A total of 16 participants (10%) had liver cirrhosis, and most of the rest had absent or mild-to-moderate fibrosis (stage F0-F2). Nearly 20% were previously treated with interferon and ribavirin, and 3 people had also used sofosbuvir (Sovaldi).

Study participants had well-controlled HIV infection with a median CD4 count of nearly 600 cells/mm³. All but 9 were on antiretroviral therapy, and about three-quarters of treated patients were taking the integrase inhibitors raltegravir (Isentress) or dolutegravir (Tivicay), which were shown to have minimal interactions with glecaprevir and pibrentasvir.

Participants without cirrhosis received glecaprevir/pibrentasvir for 8 weeks, while those with cirrhosis were treated for 12 weeks -- the same durations tested in HIV-negative people. Everyone received the study drugs; there was no placebo arm.
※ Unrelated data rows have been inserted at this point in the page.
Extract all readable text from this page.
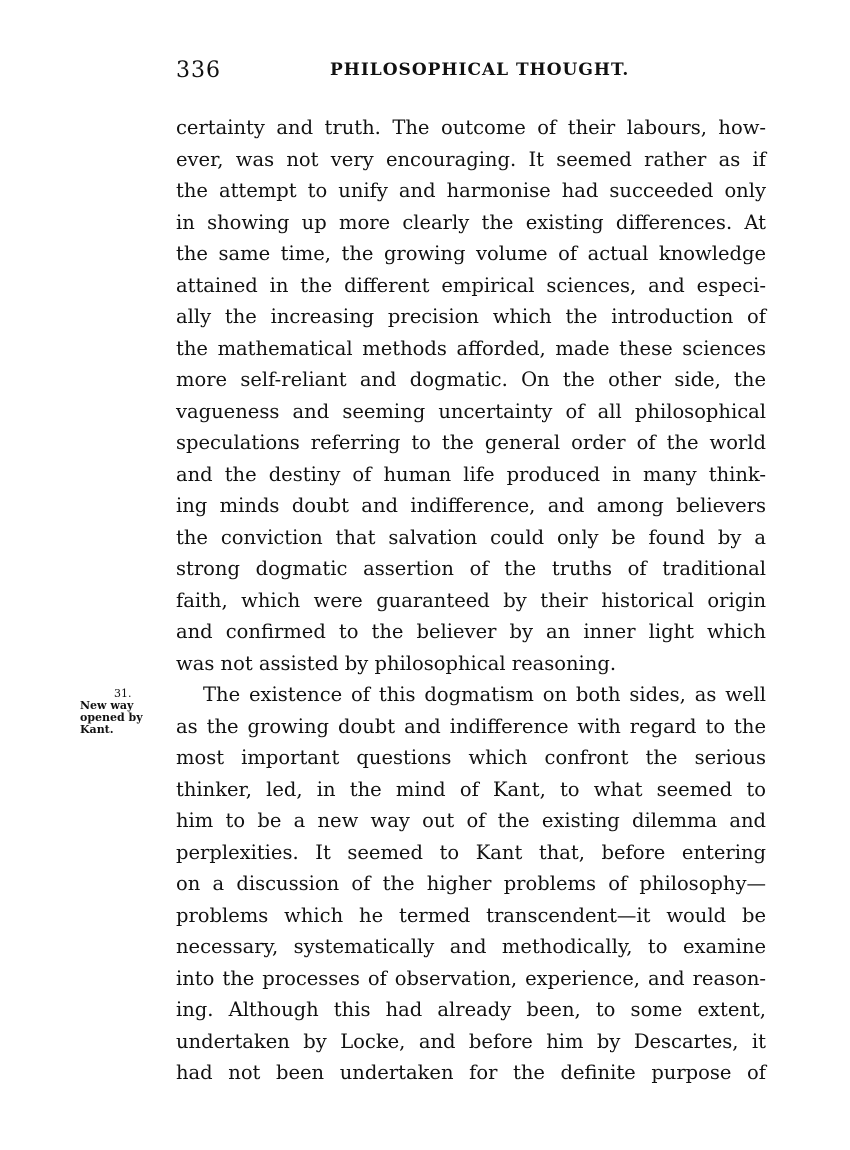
336	PHILOSOPHICAL THOUGHT.
31.
New way
opened by
Kant.
certainty and truth. The outcome of their labours, how-
ever, was not very encouraging. It seemed rather as if
the attempt to unify and harmonise had succeeded only
in showing up more clearly the existing differences. At
the same time, the growing volume of actual knowledge
attained in the different empirical sciences, and especi-
ally the increasing precision which the introduction of
the mathematical methods afforded, made these sciences
more self-reliant and dogmatic. On the other side, the
vagueness and seeming uncertainty of all philosophical
speculations referring to the general order of the world
and the destiny of human life produced in many think-
ing minds doubt and indifference, and among believers
the conviction that salvation could only be found by a
strong dogmatic assertion of the truths of traditional
faith, which were guaranteed by their historical origin
and confirmed to the believer by an inner light which
was not assisted by philosophical reasoning.
The existence of this dogmatism on both sides, as well
as the growing doubt and indifference with regard to the
most important questions which confront the serious
thinker, led, in the mind of Kant, to what seemed to
him to be a new way out of the existing dilemma and
perplexities. It seemed to Kant that, before entering
on a discussion of the higher problems of philosophy—
problems which he termed transcendent—it would be
necessary, systematically and methodically, to examine
into the processes of observation, experience, and reason-
ing. Although this had already been, to some extent,
undertaken by Locke, and before him by Descartes, it
had not been undertaken for the definite purpose of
Treatment was highly effective, with 98% of participants overall achieving sustained virological response, or continued undetectable HCV RNA at 12 weeks post-treatment (SVR12). The cure rate rose to 99%, with no virological failures, for people without cirrhosis who were treated for 8 weeks.

A single patient with HCV genotype 3 and cirrhosis, who reported less than complete (85%) adherence, experienced virological failure during treatment. Another participant had missing data at 12 weeks post-treatment, but returned for care at 24 weeks post-treatment and was found to be cured.

Glecaprevir/pibrentasvirwas generally safe and well-tolerated. Adverse events were similar to those seen in studies of HIV-negative people. One participant with cirrhosis stopped treatment early due to an adverse event that was not considered drug-related (stroke and brain hemorrhage). The most common adverse events were fatigue, nausea, headache, and nose and throat inflammation.

"These results suggest that the glecaprevir/pibrentasvir regimen could be the first 8-week, pangenotypic treatment option for HCV/HIV-1 coinfected patients without cirrhosis," the researchers concluded.

"I think that it’s a very attractive strategy," Lacombe said. "There are very few drug-drug interactions and very few antiretrovirals are contraindicated. Some are not recommended, but with drug monitoring it can be used in patients who are heavily treated for HIV. I think it's a very promising combination even in patients who have failed previous treatment."

8/7/17

Source

J Rockstroh, K Lacombe, R Viani, et al. Efficacy and safety of glecaprevir/pibrentasvir in patients co-infected with hepatitis C virus and human immunodeficiency virus-1: the EXPEDITION-2 study. 9th International AIDS Society Conference on HIV Science.Paris, July 23-26, 2017. Abstract MOAB0303.